In the first inning, Cole had hit Devers, who was erased on a double play. He had faced the minimum after retiring Jarren Duran on a flyout to start the fourth inning, then put the doomed strategy into action. Aggressively.

“We were in the tunnel before the inning and I discussed that if Duran was retired, were we going to stick to aggressively intentionally walk him?” Cole said. “And that was the plan. And then during the inning, I looked to the dugout and stuck with the plan. If I make pitches after that and I continue to execute at a high level, you know, then the plan works. But evidently the plan didn’t work.”

You might call this more of a concepts-of-a-plan situation than an actual plan. When Cole coolly held up four fingers and pointed Devers toward first base, catcher Austin Wells was surprised.

“I didn’t know if we were just kidding,” Wells said, and it’s startling that the catcher was somehow not made aware of how the Yankees planned to handle Boston’s marquee hitter.

Devers has been slumping lately (he was 9-for-53 in his past 14 games before Saturday as he plays through shoulder trouble) but he is still dangerous. There are no safe zones in attacking Devers, one of the game’s best bad-ball hitters. Cole explained that the bullpen was thin and he wanted to be economical.

In other words, if he was going to pitch around Devers anyway, it made sense to walk him, save a few pitches, and go after the middle of the order: Tyler O’Neill, Masataka Yoshida and Wilyer Abreu.

But they all capitalized, following the lead of Devers, who stole second after the walk and sparked a three-run rally.
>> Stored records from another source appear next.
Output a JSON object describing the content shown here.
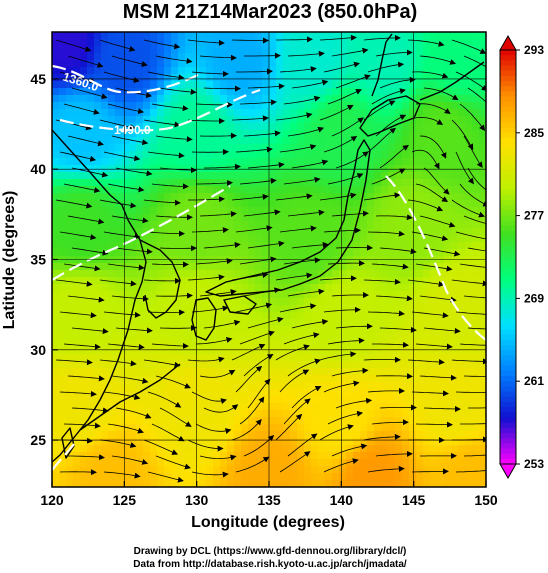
{
  "chart_data": {
    "type": "heatmap",
    "title": "MSM 21Z14Mar2023 (850.0hPa)",
    "xlabel": "Longitude (degrees)",
    "ylabel": "Latitude  (degrees)",
    "xlim": [
      120,
      150
    ],
    "ylim": [
      22.4,
      47.6
    ],
    "x_ticks": [
      "120",
      "125",
      "130",
      "135",
      "140",
      "145",
      "150"
    ],
    "y_ticks": [
      "25",
      "30",
      "35",
      "40",
      "45"
    ],
    "grid": true,
    "field": "temperature (K), shaded",
    "overlays": [
      "coastlines",
      "wind streamlines",
      "geopotential height contours (white)"
    ],
    "contour_labels": [
      "1360.0",
      "1490.0"
    ],
    "colorbar": {
      "min": 253,
      "max": 293,
      "ticks": [
        "293",
        "285",
        "277",
        "269",
        "261",
        "253"
      ],
      "colors": [
        "#ff00ff",
        "#1010d0",
        "#0080ff",
        "#00e0ff",
        "#00ff80",
        "#40e020",
        "#c0f000",
        "#ffe000",
        "#ff9000",
        "#e00000"
      ]
    },
    "temperature_samples": [
      {
        "lon": 121,
        "lat": 47,
        "value": 257
      },
      {
        "lon": 125,
        "lat": 46,
        "value": 260
      },
      {
        "lon": 133,
        "lat": 46,
        "value": 264
      },
      {
        "lon": 138,
        "lat": 46,
        "value": 268
      },
      {
        "lon": 143,
        "lat": 46,
        "value": 269
      },
      {
        "lon": 148,
        "lat": 46,
        "value": 271
      },
      {
        "lon": 122,
        "lat": 42,
        "value": 265
      },
      {
        "lon": 130,
        "lat": 42,
        "value": 270
      },
      {
        "lon": 140,
        "lat": 42,
        "value": 273
      },
      {
        "lon": 147,
        "lat": 42,
        "value": 276
      },
      {
        "lon": 122,
        "lat": 37,
        "value": 275
      },
      {
        "lon": 130,
        "lat": 37,
        "value": 277
      },
      {
        "lon": 138,
        "lat": 36,
        "value": 276
      },
      {
        "lon": 145,
        "lat": 37,
        "value": 278
      },
      {
        "lon": 122,
        "lat": 32,
        "value": 280
      },
      {
        "lon": 130,
        "lat": 32,
        "value": 280
      },
      {
        "lon": 140,
        "lat": 32,
        "value": 280
      },
      {
        "lon": 148,
        "lat": 32,
        "value": 281
      },
      {
        "lon": 122,
        "lat": 27,
        "value": 283
      },
      {
        "lon": 130,
        "lat": 27,
        "value": 283
      },
      {
        "lon": 140,
        "lat": 26,
        "value": 284
      },
      {
        "lon": 148,
        "lat": 27,
        "value": 283
      },
      {
        "lon": 124,
        "lat": 23,
        "value": 286
      },
      {
        "lon": 135,
        "lat": 23,
        "value": 287
      },
      {
        "lon": 142,
        "lat": 23,
        "value": 288
      },
      {
        "lon": 149,
        "lat": 23,
        "value": 286
      }
    ]
  },
  "credits": {
    "line1": "Drawing by DCL (https://www.gfd-dennou.org/library/dcl/)",
    "line2": "Data from http://database.rish.kyoto-u.ac.jp/arch/jmadata/"
  }
}
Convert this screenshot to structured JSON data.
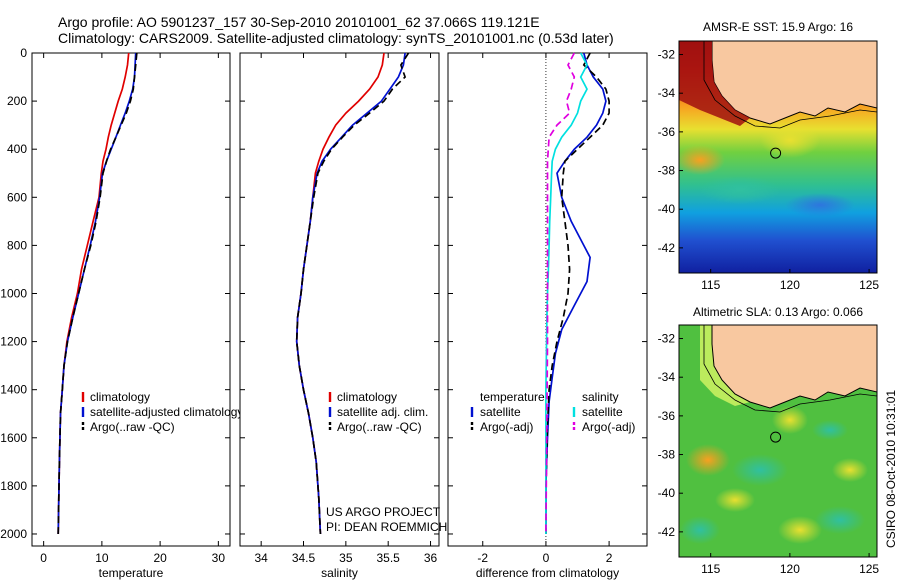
{
  "header": {
    "line1": "Argo profile: AO 5901237_157 30-Sep-2010 20101001_62 37.066S 119.121E",
    "line2": "Climatology: CARS2009. Satellite-adjusted climatology: synTS_20101001.nc (0.53d later)"
  },
  "credits": {
    "project": "US ARGO PROJECT",
    "pi": "PI: DEAN ROEMMICH",
    "stamp": "CSIRO 08-Oct-2010 10:31:01"
  },
  "colors": {
    "climatology": "#e00000",
    "satellite": "#0010d0",
    "argo": "#000000",
    "satellite_salinity": "#00e0e0",
    "argo_salinity": "#e000e0",
    "land": "#f8c8a0"
  },
  "chart_data": [
    {
      "id": "temperature",
      "type": "line",
      "xlabel": "temperature",
      "ylabel": "",
      "xlim": [
        -2,
        32
      ],
      "ylim": [
        2050,
        0
      ],
      "xticks": [
        0,
        10,
        20,
        30
      ],
      "yticks": [
        0,
        200,
        400,
        600,
        800,
        1000,
        1200,
        1400,
        1600,
        1800,
        2000
      ],
      "series": [
        {
          "name": "climatology",
          "color": "#e00000",
          "style": "solid",
          "x": [
            14.6,
            14.4,
            14.0,
            13.5,
            12.8,
            12.2,
            11.6,
            11.1,
            10.7,
            10.2,
            9.9,
            9.5,
            8.5,
            7.5,
            6.5,
            5.8,
            4.8,
            4.0,
            3.5,
            3.2,
            2.9,
            2.7,
            2.6,
            2.5
          ],
          "y": [
            0,
            50,
            100,
            150,
            200,
            250,
            300,
            350,
            400,
            450,
            500,
            600,
            700,
            800,
            900,
            1000,
            1100,
            1200,
            1300,
            1400,
            1500,
            1700,
            1850,
            2000
          ]
        },
        {
          "name": "satellite-adjusted climatology",
          "color": "#0010d0",
          "style": "solid",
          "x": [
            15.8,
            15.7,
            15.6,
            15.3,
            14.7,
            14.0,
            13.2,
            12.4,
            11.6,
            10.8,
            10.1,
            9.6,
            8.9,
            8.0,
            7.0,
            6.0,
            5.0,
            4.1,
            3.5,
            3.2,
            2.9,
            2.7,
            2.6,
            2.5
          ],
          "y": [
            0,
            50,
            100,
            150,
            200,
            250,
            300,
            350,
            400,
            450,
            500,
            600,
            700,
            800,
            900,
            1000,
            1100,
            1200,
            1300,
            1400,
            1500,
            1700,
            1850,
            2000
          ]
        },
        {
          "name": "Argo(..raw -QC)",
          "color": "#000000",
          "style": "dashed",
          "x": [
            16.0,
            15.8,
            15.6,
            15.4,
            14.9,
            14.2,
            13.3,
            12.4,
            11.5,
            10.8,
            10.2,
            9.7,
            9.0,
            8.1,
            7.0,
            6.0,
            5.0,
            4.1,
            3.5,
            3.2,
            2.9,
            2.7,
            2.6,
            2.5
          ],
          "y": [
            0,
            50,
            100,
            150,
            200,
            250,
            300,
            350,
            400,
            450,
            500,
            600,
            700,
            800,
            900,
            1000,
            1100,
            1200,
            1300,
            1400,
            1500,
            1700,
            1850,
            2000
          ]
        }
      ],
      "legend": [
        "climatology",
        "satellite-adjusted climatology",
        "Argo(..raw -QC)"
      ]
    },
    {
      "id": "salinity",
      "type": "line",
      "xlabel": "salinity",
      "ylabel": "",
      "xlim": [
        33.75,
        36.1
      ],
      "ylim": [
        2050,
        0
      ],
      "xticks": [
        34,
        34.5,
        35,
        35.5,
        36
      ],
      "series": [
        {
          "name": "climatology",
          "color": "#e00000",
          "style": "solid",
          "x": [
            35.45,
            35.43,
            35.38,
            35.28,
            35.15,
            35.0,
            34.88,
            34.8,
            34.73,
            34.68,
            34.64,
            34.61,
            34.58,
            34.54,
            34.5,
            34.47,
            34.43,
            34.42,
            34.45,
            34.5,
            34.56,
            34.61,
            34.65,
            34.68,
            34.7
          ],
          "y": [
            0,
            50,
            100,
            150,
            200,
            250,
            300,
            350,
            400,
            450,
            500,
            600,
            700,
            800,
            900,
            1000,
            1100,
            1200,
            1300,
            1400,
            1500,
            1600,
            1700,
            1850,
            2000
          ]
        },
        {
          "name": "satellite adj. clim.",
          "color": "#0010d0",
          "style": "solid",
          "x": [
            35.7,
            35.68,
            35.62,
            35.52,
            35.42,
            35.25,
            35.08,
            34.95,
            34.82,
            34.72,
            34.66,
            34.61,
            34.58,
            34.54,
            34.5,
            34.47,
            34.43,
            34.42,
            34.45,
            34.5,
            34.56,
            34.61,
            34.65,
            34.68,
            34.7
          ],
          "y": [
            0,
            50,
            100,
            150,
            200,
            250,
            300,
            350,
            400,
            450,
            500,
            600,
            700,
            800,
            900,
            1000,
            1100,
            1200,
            1300,
            1400,
            1500,
            1600,
            1700,
            1850,
            2000
          ]
        },
        {
          "name": "Argo(..raw -QC)",
          "color": "#000000",
          "style": "dashed",
          "x": [
            35.74,
            35.65,
            35.7,
            35.55,
            35.45,
            35.28,
            35.1,
            34.96,
            34.83,
            34.74,
            34.67,
            34.62,
            34.58,
            34.54,
            34.5,
            34.47,
            34.43,
            34.42,
            34.45,
            34.5,
            34.56,
            34.61,
            34.65,
            34.68,
            34.7
          ],
          "y": [
            0,
            50,
            100,
            150,
            200,
            250,
            300,
            350,
            400,
            450,
            500,
            600,
            700,
            800,
            900,
            1000,
            1100,
            1200,
            1300,
            1400,
            1500,
            1600,
            1700,
            1850,
            2000
          ]
        }
      ],
      "legend": [
        "climatology",
        "satellite adj. clim.",
        "Argo(..raw -QC)"
      ]
    },
    {
      "id": "difference",
      "type": "line",
      "xlabel": "difference from climatology",
      "ylabel": "",
      "xlim": [
        -3.1,
        3.2
      ],
      "ylim": [
        2050,
        0
      ],
      "xticks": [
        -2,
        0,
        2
      ],
      "zero_line": true,
      "series": [
        {
          "name": "temperature satellite",
          "color": "#0010d0",
          "style": "solid",
          "x": [
            1.2,
            1.3,
            1.5,
            1.8,
            1.9,
            1.8,
            1.6,
            1.3,
            0.9,
            0.6,
            0.35,
            0.5,
            0.8,
            1.2,
            1.4,
            1.3,
            0.9,
            0.5,
            0.3,
            0.2,
            0.1,
            0.05,
            0.0,
            0.0
          ],
          "y": [
            0,
            50,
            100,
            150,
            200,
            250,
            300,
            350,
            400,
            450,
            500,
            600,
            700,
            800,
            850,
            950,
            1050,
            1150,
            1250,
            1350,
            1450,
            1600,
            1800,
            2000
          ]
        },
        {
          "name": "temperature Argo(-adj)",
          "color": "#000000",
          "style": "dashed",
          "x": [
            1.4,
            1.2,
            1.6,
            1.9,
            2.0,
            2.0,
            1.8,
            1.4,
            1.0,
            0.6,
            0.55,
            0.5,
            0.6,
            0.7,
            0.75,
            0.7,
            0.55,
            0.35,
            0.2,
            0.1,
            0.05,
            0.0,
            0.0
          ],
          "y": [
            0,
            50,
            100,
            150,
            200,
            250,
            300,
            350,
            400,
            450,
            500,
            600,
            700,
            800,
            900,
            1000,
            1100,
            1200,
            1300,
            1400,
            1550,
            1800,
            2000
          ]
        },
        {
          "name": "salinity satellite",
          "color": "#00e0e0",
          "style": "solid",
          "x": [
            1.1,
            1.3,
            1.1,
            1.3,
            1.1,
            1.0,
            0.8,
            0.5,
            0.3,
            0.2,
            0.18,
            0.15,
            0.12,
            0.1,
            0.08,
            0.05,
            0.03,
            0.0,
            0.0
          ],
          "y": [
            0,
            50,
            100,
            150,
            200,
            250,
            300,
            350,
            400,
            450,
            500,
            600,
            700,
            800,
            900,
            1000,
            1100,
            1400,
            2000
          ]
        },
        {
          "name": "salinity Argo(-adj)",
          "color": "#e000e0",
          "style": "dashed",
          "x": [
            0.9,
            0.7,
            0.9,
            0.8,
            0.65,
            0.75,
            0.35,
            0.1,
            0.05,
            0.05,
            0.05,
            0.05,
            0.05,
            0.05,
            0.03,
            0.0
          ],
          "y": [
            0,
            50,
            100,
            150,
            200,
            250,
            300,
            350,
            450,
            550,
            700,
            850,
            1000,
            1200,
            1500,
            2000
          ]
        }
      ],
      "legend_header": [
        "temperature",
        "salinity"
      ],
      "legend": [
        "satellite",
        "Argo(-adj)",
        "satellite",
        "Argo(-adj)"
      ]
    },
    {
      "id": "sst_map",
      "type": "heatmap",
      "title": "AMSR-E SST: 15.9 Argo: 16",
      "xlim": [
        113,
        125.5
      ],
      "ylim": [
        -43.3,
        -31.3
      ],
      "xticks": [
        115,
        120,
        125
      ],
      "yticks": [
        -32,
        -34,
        -36,
        -38,
        -40,
        -42
      ],
      "marker": [
        119.1,
        -37.1
      ]
    },
    {
      "id": "sla_map",
      "type": "heatmap",
      "title": "Altimetric SLA: 0.13 Argo: 0.066",
      "xlim": [
        113,
        125.5
      ],
      "ylim": [
        -43.3,
        -31.3
      ],
      "xticks": [
        115,
        120,
        125
      ],
      "yticks": [
        -32,
        -34,
        -36,
        -38,
        -40,
        -42
      ],
      "marker": [
        119.1,
        -37.1
      ]
    }
  ]
}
Four more runs followed in the fifth off Cole, who allowed 10 of his last 12 hitters to reach base, starting with the fateful walk.

“I think it gave them momentum,” Wells said. “It fired them up. Teams use whatever they can to get going. I definitely feel like it got them going.”

To the Red Sox, the walk showed that Cole wanted no part of Devers and therefore must have hit him intentionally in the first inning. (He had no place to put Devers in their third encounter, with the bases loaded in the fifth, when Devers singled in two runs.)

Cole insisted he did not hit Devers on purpose — and, euphemisms aside, he acknowledged he’d messed up with the intentional walk.

“Clearly that was a mistake. I think I bought into the plan going into it, but afterwards it was the wrong move.”

He added: “Look, I’m just trying to win the game. I’m trying to get behind whatever we believe is the best strategy to win the game. I mean, he’s cost us games in the past.”

Boone, the players’ manager that he is, tried to share the blame with Cole. What he could have done was wave off the intentional walk, then make a mound visit to give Cole — and Wells — a reset. He let Cole make the call and regretted it.

“I think Gerrit felt convicted at that moment, like: ‘Let’s go with this,’” Boone said. “But once we scored the run, I should have been more demanding like, ‘No, let’s get after it right now.’”

Blame Cole, Boone and pitching coach Matt Blake for overthinking this. It seems counterintuitive to put doubt in the pitcher’s mind, doesn’t it? Cole should be planning for how to get Devers out, not when to “aggressively” walk him.

This isn’t some nervous September call-up. This is Cole, the MLB leader in victories and strikeouts since 2017. As good as Devers is, Cole gave him way too much credit. He showed that Devers is in his head.

“Obviously, Raffy’s had some success against him,” Boone said. “It’s something that he’s also got to get through, too, like making sure he understands that, ‘The next 40 or 50 at-bats in my career against him, I might have massive success because I’m Gerrit Cole.’ But there’s a psychological component to all that.”

There is, and the whole thing — from the walk to the way the Red Sox completely seized control from then on — makes you wonder if Cole lacks confidence. He is famously durable, but his season began with elbow inflammation, which kept him out of action until mid-June.

Overall, Cole is 6-5 with a 3.97 ERA and has not thrown a pitch beyond the sixth inning in any of his 15 starts. His biggest starts will come next month, as they always do for the Yankees, and you hope that by then he’ll be more aggressive — for real.